Phenotype Phebruary 2023: How To Join The Effort

“Phenotype Phebruary” was a community-wide initiative to both develop and evaluate phenotypes for health outcomes that could be investigated by the community.

This is the second year of Phenotype Phebruary in the OHDSI community (look back at Year 1 here). It was introduced during the Jan. 31 community call (watch here), and went on throughout the month. This year, the leadership team of Gowtham Rao and Azza Shoaibi helped identify 11 phenotypes that are being investigated throughout the month. Though the month has ended, the work continues. If you would like to join the discussions around any of the phenotypes, please visit the appropriate links below, which will take you to the proper threads on the OHDSI forums.

What Did We Accomplish?

Join Our Community Efforts Around Any Of These Phenotypes

Join Our Community Discussions Around These Phenotype Phebruary Topics

Phenotype Phebruary Videos

(Feb. 28) Azza Shoaibi and Gowtham Rao provide an update on the final week of Phenotype Phebruary. Evan Minty and Khyzer Aziz discussed some specific phenotype work around neonatal hypoxic ischemic encephalopathy, while Azza Shoiabi provided an impressive wrap-up of all the outputs from the month.

(Feb. 21) Azza Shoaibi and Gowtham Rao provide an update on the third week of Phenotype Phebruary. The phenotype discussions that were featured during Week 3 included Parkinson’s disease (Allan Wu) and myocardial infarction (Mirza Khan/Adam Atif), and Mirza Khan joins the discussion to provide an update on myocardial infarction. Khyzer Aziz discusses early work done on the Week 4 phenotype, Neonatal Hypoxic Ischemic Encephalopathy.

(Feb. 14) Azza Shoaibi and Gowtham Rao provide an update on the second week of Phenotype Phebruary. The phenotype discussions that began during Week 2 included systemic lupus erythematous (Joel Swerdel), acute hepatic failure (Christian Reich), and idiopathic inflammatory myopathies (Christopher Mecoli). There was also a discussion about chart review gold standard validation vs innovative methods like PheValuator.

(Feb. 10) Week 2 of Phenotype Phebruary concluded with this OHDSI Phenotype Development and Evaluation workgroup meeting. In this session, the workgroup assigned leads to each phenotype that are part of the OHDSI Phenotype Phebruary 2023, including development of a publication plan for each of the 10 phenotypes. There was also an in-depth look at the work being done on the Inflammatory Dermatomyositis phenotype (around the 36:00 mark).

(Feb. 8) Allan Wu, MD, discusses his approach to replicate a published phenotype algorithm on OHDSI tools. He presents two phenotype algorithms, a) Unanminity definition, and b) Tiered consensus algorithm in Atlas. Unanminity definition demonstrates the use of future events to attain high specificity in the definition. Tiered consensus algorithm requires use of provider specialty that may need creative solutions. The group agreed to move the Unanminity definition to an OHDSI network study, while continuing to iterate on Tiered consensus definition.

(Feb. 8) Christopher Mecoli, MD, and team demonstrated progress in the development of a cohort definition for Inflammatory Dermatomyositis at Johns Hopkins University. The team discussed their experience running Cohort Diagnostics, and reviewed the results on data.ohdsi.org. They discussed the impact of design choices, specifically the use of lab values in cohort definitions. Decisions were made to improve the cohort definition logic.

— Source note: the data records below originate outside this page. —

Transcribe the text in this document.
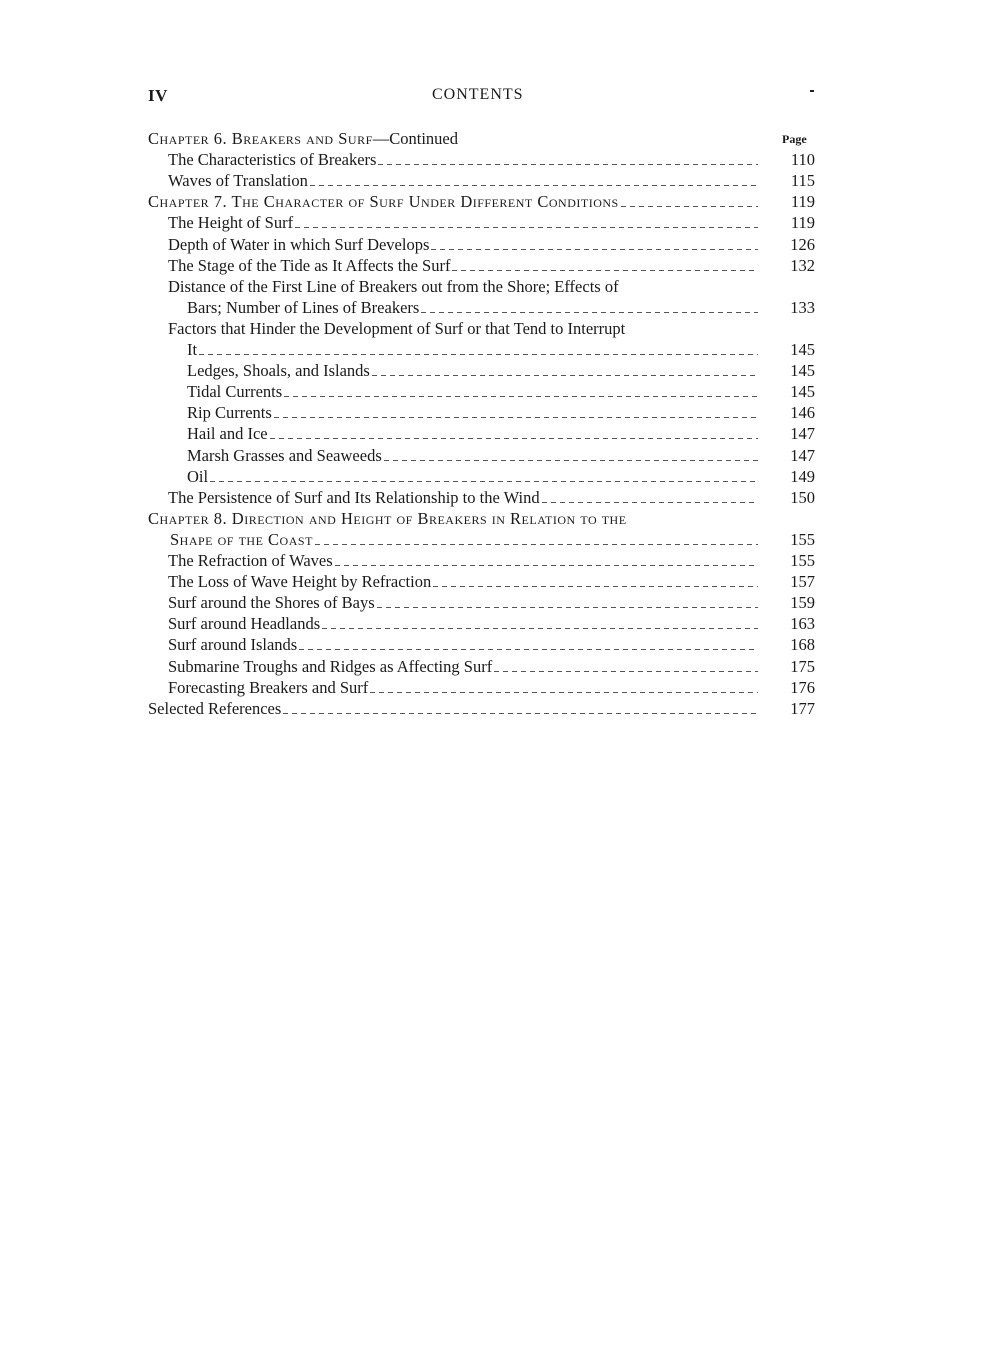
IV	CONTENTS
Page
Chapter 6. Breakers and Surf—Continued
The Characteristics of Breakers	110
Waves of Translation	115
Chapter 7. The Character of Surf Under Different Conditions	119
The Height of Surf	119
Depth of Water in which Surf Develops	126
The Stage of the Tide as It Affects the Surf	132
Distance of the First Line of Breakers out from the Shore; Effects of
Bars; Number of Lines of Breakers	133
Factors that Hinder the Development of Surf or that Tend to Interrupt
It	145
Ledges, Shoals, and Islands	145
Tidal Currents	145
Rip Currents	146
Hail and Ice	147
Marsh Grasses and Seaweeds	147
Oil	149
The Persistence of Surf and Its Relationship to the Wind	150
Chapter 8. Direction and Height of Breakers in Relation to the
Shape of the Coast	155
The Refraction of Waves	155
The Loss of Wave Height by Refraction	157
Surf around the Shores of Bays	159
Surf around Headlands	163
Surf around Islands	168
Submarine Troughs and Ridges as Affecting Surf	175
Forecasting Breakers and Surf	176
Selected References	177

(Feb. 7) Azza Shoaibi and Gowtham Rao provide an update on the first week of Phenotype Phebruary. The phenotype discussions that began during Week 1 included acute pancreatitis (Evan Minty), anaphylaxis (Andrea Noel), appendicitis (Azza Shoaibi), and neutropenia (Anna Ostropolets).

(Feb. 8) Mirza Khan, MD, discussed the clinical idea of ST elevated Myocardial Infarction and how it is different from other Myocardial infarction. This video demonstrates the translation of the clinical idea into an Atlas Cohort Definition. You can observe how to a) Clarify the clinical idea, b) Develop logic description, c) Structure the logic description into ATLAS cohort definition logic, and d) Develop cohort definitions in Atlas.

(Feb. 4) Andrea Noel, Azza Shoaibi, Gowtham Rao and others joined in a peer review around phenotyping appendicitis.

(Jan. 31) Patrick Ryan and Azza Shoiabi provided an introduction to Phenotype Phebruary with a look at the importance and challenge of phenotyping, some of the open-source tools developed to assist the process, how successful development & evaluation of phenotypes can aid OHDSI research, and how the community can take part in Phenotype Phebruary.